FIG. 7 shows a stent placed in the branched blood vessel, which has an improved structure from which the protrusion is removed by pressurizing the carina portion by means of the carina modification catheter according to the present invention.
Through the foregoing operation, the protrusion formed in installing the stent 220 in the branched blood vessel 11 can be removed (see a portion C of FIG. 7).

Claims

1. A carina modification catheter comprising:

a main body; and

a first guide portion and a second guide portion which are fixed to the main body, respectively,

wherein each of the first guide portion and the second guide portion comprises a fixed portion fixed to the main body and a branched portion extending from the fixed portion and bent at a front end portion of the main body, the front end portion being capable of pressurizing a protrusion portion of a stent inserted into a branched blood vessel.

2. The carina modification catheter of claim 1, wherein the fixed portion of each of the first guide portion and the second guide portion is bonded to an outer circumferential surface of the main body.

3. The carina modification catheter of claim 1, wherein the fixed portions of the first guide portion and the second guide portion have lengths which are different from each other.

4. The carina modification catheter of claim 3, wherein a difference between the length of the fixed portion of the first guide portion and the length of the fixed portion of the second guide portion is in a range from 7 cm to 12 cm.

5. The carina modification catheter of claim 1, wherein a diameter of each of the first guide portion and the second guide portion is in a range from 0.014 inches to 0.015 inches.
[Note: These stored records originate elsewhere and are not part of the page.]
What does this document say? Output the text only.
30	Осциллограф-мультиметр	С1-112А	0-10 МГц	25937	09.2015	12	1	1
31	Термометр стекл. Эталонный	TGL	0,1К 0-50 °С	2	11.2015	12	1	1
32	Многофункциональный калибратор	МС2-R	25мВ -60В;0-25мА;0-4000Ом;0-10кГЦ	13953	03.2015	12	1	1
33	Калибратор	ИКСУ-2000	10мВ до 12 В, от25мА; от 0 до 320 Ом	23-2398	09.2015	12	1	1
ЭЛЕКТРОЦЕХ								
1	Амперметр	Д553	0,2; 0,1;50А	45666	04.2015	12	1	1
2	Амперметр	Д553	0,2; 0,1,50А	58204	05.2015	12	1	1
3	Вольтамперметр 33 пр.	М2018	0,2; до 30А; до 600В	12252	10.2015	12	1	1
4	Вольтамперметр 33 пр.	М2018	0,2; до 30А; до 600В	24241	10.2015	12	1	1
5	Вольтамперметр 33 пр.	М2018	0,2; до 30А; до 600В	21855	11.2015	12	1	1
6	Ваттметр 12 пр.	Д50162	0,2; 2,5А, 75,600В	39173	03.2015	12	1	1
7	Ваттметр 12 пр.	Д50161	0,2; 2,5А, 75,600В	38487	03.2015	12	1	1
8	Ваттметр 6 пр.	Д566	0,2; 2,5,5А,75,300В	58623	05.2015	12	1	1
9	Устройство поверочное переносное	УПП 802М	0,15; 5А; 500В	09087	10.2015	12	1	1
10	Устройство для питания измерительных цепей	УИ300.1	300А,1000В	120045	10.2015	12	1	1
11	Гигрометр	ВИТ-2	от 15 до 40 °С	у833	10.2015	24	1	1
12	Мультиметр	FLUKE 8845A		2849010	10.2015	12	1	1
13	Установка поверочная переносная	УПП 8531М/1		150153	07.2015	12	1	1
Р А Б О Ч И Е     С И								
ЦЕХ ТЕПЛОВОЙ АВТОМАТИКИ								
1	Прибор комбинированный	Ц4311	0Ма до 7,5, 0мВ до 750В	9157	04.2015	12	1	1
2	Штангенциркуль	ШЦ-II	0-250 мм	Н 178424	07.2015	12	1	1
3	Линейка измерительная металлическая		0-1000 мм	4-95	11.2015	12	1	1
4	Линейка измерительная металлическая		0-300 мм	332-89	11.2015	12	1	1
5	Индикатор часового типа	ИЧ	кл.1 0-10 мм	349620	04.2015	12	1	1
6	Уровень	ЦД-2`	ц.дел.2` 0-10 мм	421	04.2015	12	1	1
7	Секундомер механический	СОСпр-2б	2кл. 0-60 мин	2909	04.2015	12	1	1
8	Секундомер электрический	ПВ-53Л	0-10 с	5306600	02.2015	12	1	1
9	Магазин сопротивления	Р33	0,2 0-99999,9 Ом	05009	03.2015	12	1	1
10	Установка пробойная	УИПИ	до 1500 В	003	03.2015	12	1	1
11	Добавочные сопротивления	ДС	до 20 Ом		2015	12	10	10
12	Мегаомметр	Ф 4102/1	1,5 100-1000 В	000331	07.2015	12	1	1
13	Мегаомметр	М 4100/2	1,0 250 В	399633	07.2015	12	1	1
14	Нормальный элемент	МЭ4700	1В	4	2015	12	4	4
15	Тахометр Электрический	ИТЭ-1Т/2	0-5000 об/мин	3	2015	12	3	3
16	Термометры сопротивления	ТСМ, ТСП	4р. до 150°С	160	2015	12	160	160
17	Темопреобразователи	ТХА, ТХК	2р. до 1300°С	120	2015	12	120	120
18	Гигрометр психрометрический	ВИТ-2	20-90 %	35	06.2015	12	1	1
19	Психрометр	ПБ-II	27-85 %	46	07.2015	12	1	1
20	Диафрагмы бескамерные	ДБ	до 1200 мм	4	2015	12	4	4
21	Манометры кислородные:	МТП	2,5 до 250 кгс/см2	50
6. The carina modification catheter of claim 1, wherein the fixed portion of each of the first guide portion and the second guide portion is a tube formed of polyamide, and has a stainless mesh inserted thereinto.

7. The carina modification catheter of claim 1, wherein the branched portion of each of the first guide portion and the second guide portion is a tube formed of polyamide.
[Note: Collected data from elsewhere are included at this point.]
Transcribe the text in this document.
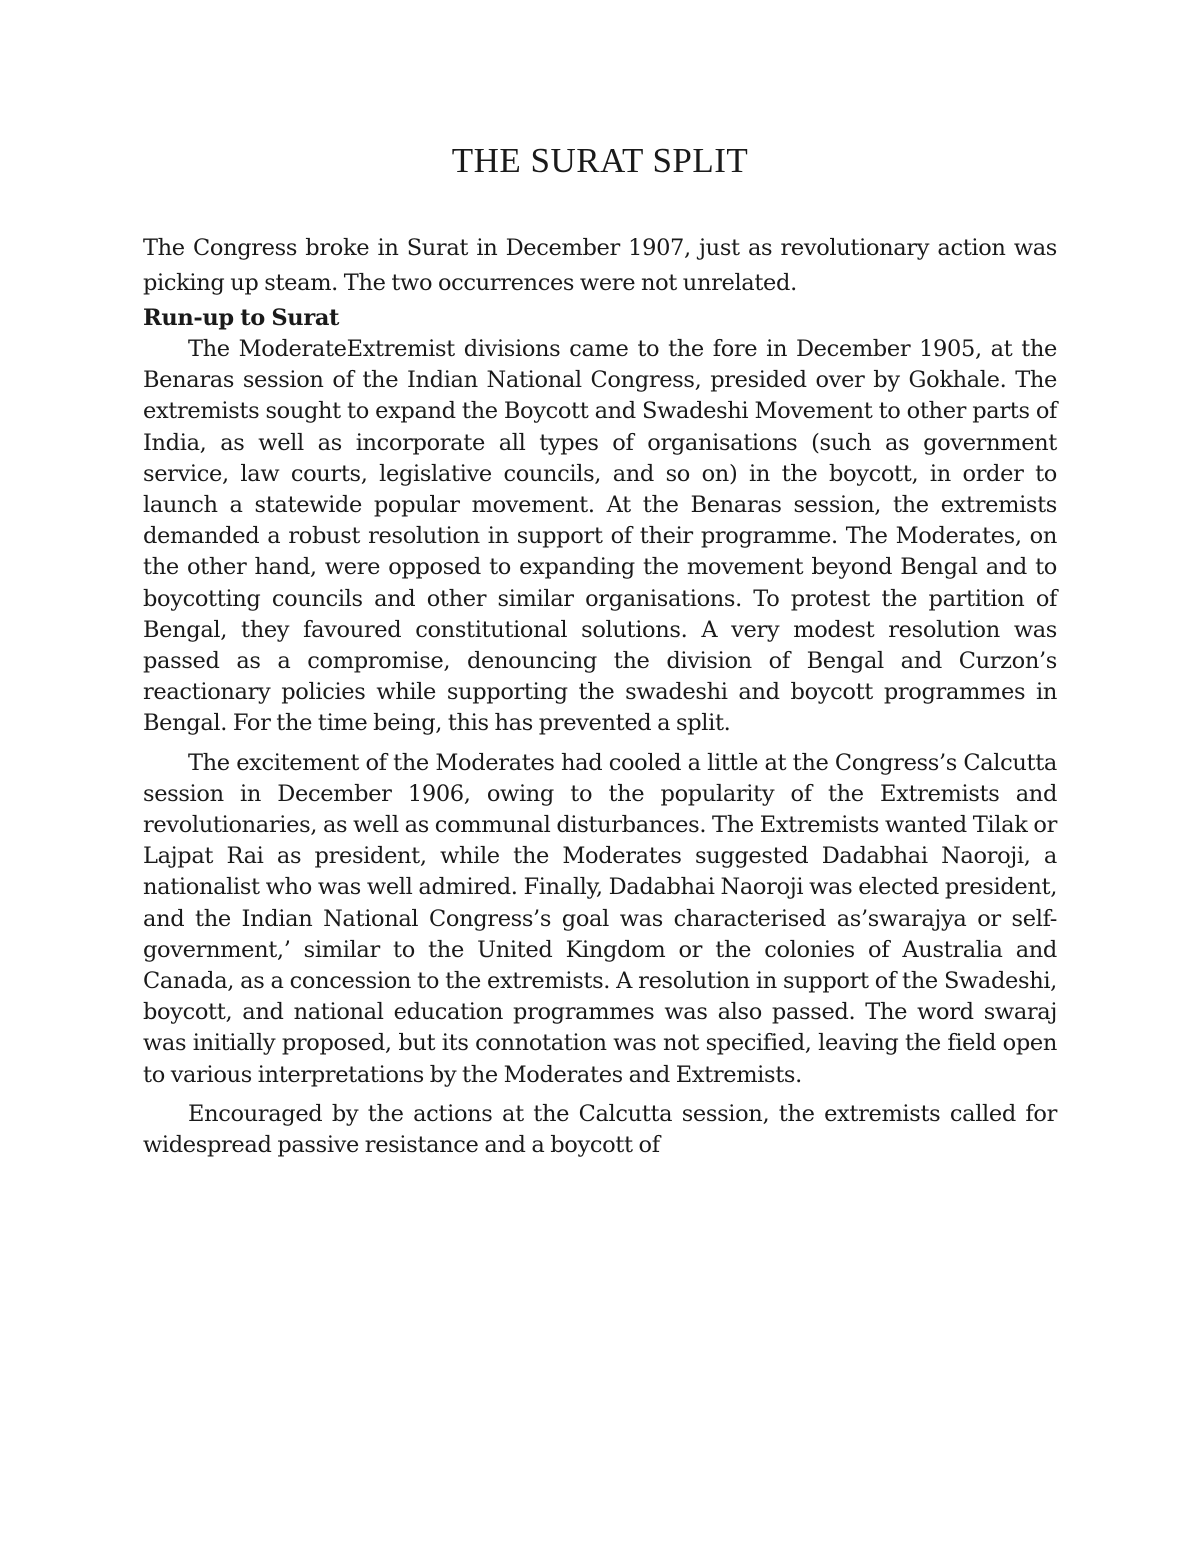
THE SURAT SPLIT

The Congress broke in Surat in December 1907, just as revolutionary action was picking up steam. The two occurrences were not unrelated.

Run-up to Surat

The ModerateExtremist divisions came to the fore in December 1905, at the Benaras session of the Indian National Congress, presided over by Gokhale. The extremists sought to expand the Boycott and Swadeshi Movement to other parts of India, as well as incorporate all types of organisations (such as government service, law courts, legislative councils, and so on) in the boycott, in order to launch a statewide popular movement. At the Benaras session, the extremists demanded a robust resolution in support of their programme. The Moderates, on the other hand, were opposed to expanding the movement beyond Bengal and to boycotting councils and other similar organisations. To protest the partition of Bengal, they favoured constitutional solutions. A very modest resolution was passed as a compromise, denouncing the division of Bengal and Curzon’s reactionary policies while supporting the swadeshi and boycott programmes in Bengal. For the time being, this has prevented a split.

The excitement of the Moderates had cooled a little at the Congress’s Calcutta session in December 1906, owing to the popularity of the Extremists and revolutionaries, as well as communal disturbances. The Extremists wanted Tilak or Lajpat Rai as president, while the Moderates suggested Dadabhai Naoroji, a nationalist who was well admired. Finally, Dadabhai Naoroji was elected president, and the Indian National Congress’s goal was characterised as’swarajya or self-government,’ similar to the United Kingdom or the colonies of Australia and Canada, as a concession to the extremists. A resolution in support of the Swadeshi, boycott, and national education programmes was also passed. The word swaraj was initially proposed, but its connotation was not specified, leaving the field open to various interpretations by the Moderates and Extremists.

Encouraged by the actions at the Calcutta session, the extremists called for widespread passive resistance and a boycott of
8. The carina modification catheter of claim 1, wherein the branched portion of the first guide portion and the branched portion of the second guide portion are inclined at an acute angle with respect to the front end portion of the main body, respectively.
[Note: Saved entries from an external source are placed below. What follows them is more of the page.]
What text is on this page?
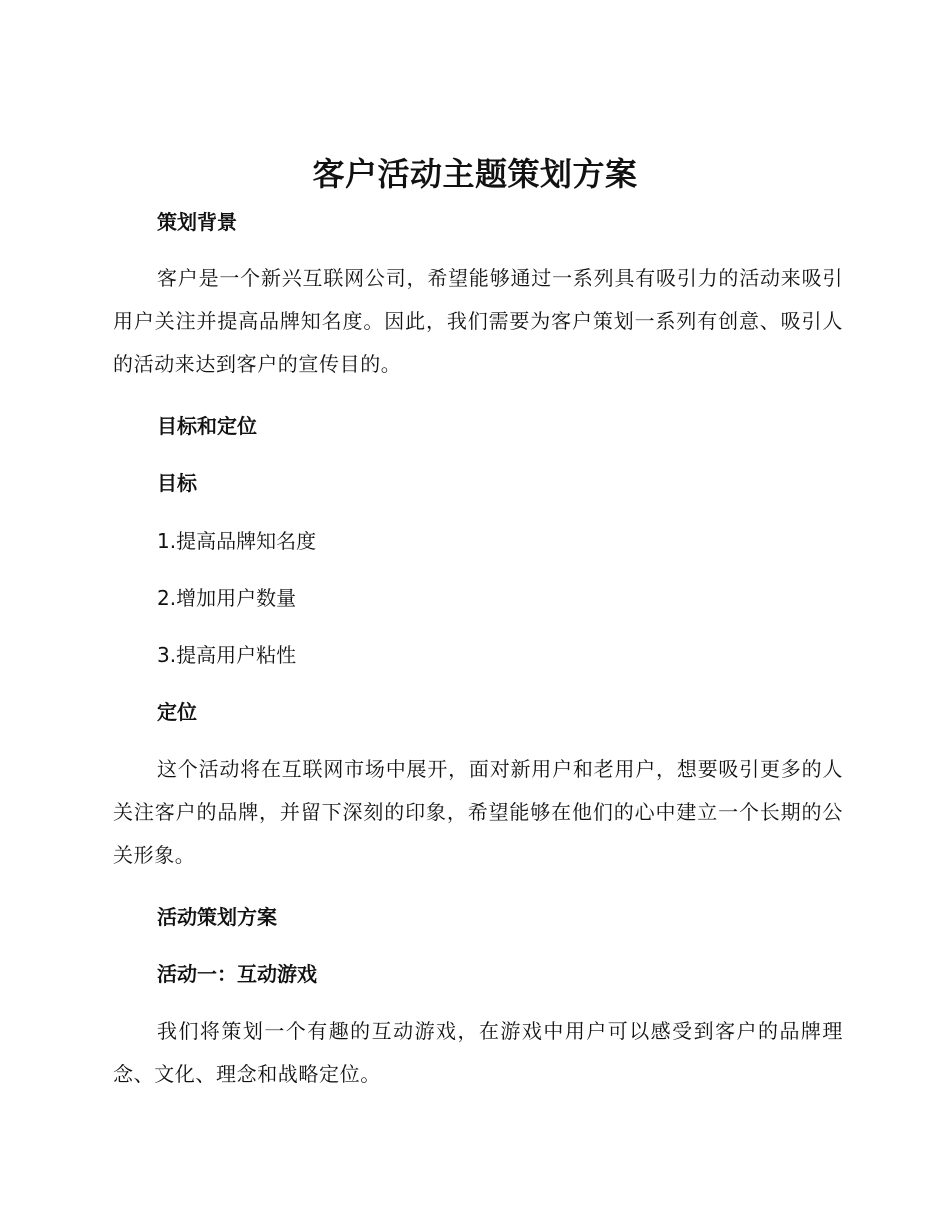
客户活动主题策划方案
策划背景
客户是一个新兴互联网公司，希望能够通过一系列具有吸引力的活动来吸引用户关注并提高品牌知名度。因此，我们需要为客户策划一系列有创意、吸引人的活动来达到客户的宣传目的。
目标和定位
目标
1.提高品牌知名度
2.增加用户数量
3.提高用户粘性
定位
这个活动将在互联网市场中展开，面对新用户和老用户，想要吸引更多的人关注客户的品牌，并留下深刻的印象，希望能够在他们的心中建立一个长期的公关形象。
活动策划方案
活动一：互动游戏
我们将策划一个有趣的互动游戏，在游戏中用户可以感受到客户的品牌理念、文化、理念和战略定位。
9. The carina modification catheter of claim 8, wherein the branched portion of each of the first guide portion and the second guide portion has a length of 2 mm to 5 mm.

10. The carina modification catheter of claim 1, wherein the main body comprises:

a housing made of a soft material; and

a support member disposed within the housing along a longitudinal direction.

11. The carina modification catheter of claim 10, further comprising a first blocking plate and a second blocking plate which are disposed between the support member and the housing of the main body, the first and the second blocking plates corresponding to the first guide portion and the second guide portion, respectively.

12. The carina modification catheter of claim 10, further comprising a marking unit fixed at a front end portion of the support member.

13. The carina modification catheter of claim 12, wherein the marking unit is formed of a metal or resin which does not pass radiation therethrough.

14. The carina modification of catheter of claim 13, wherein the metal is lead or gold.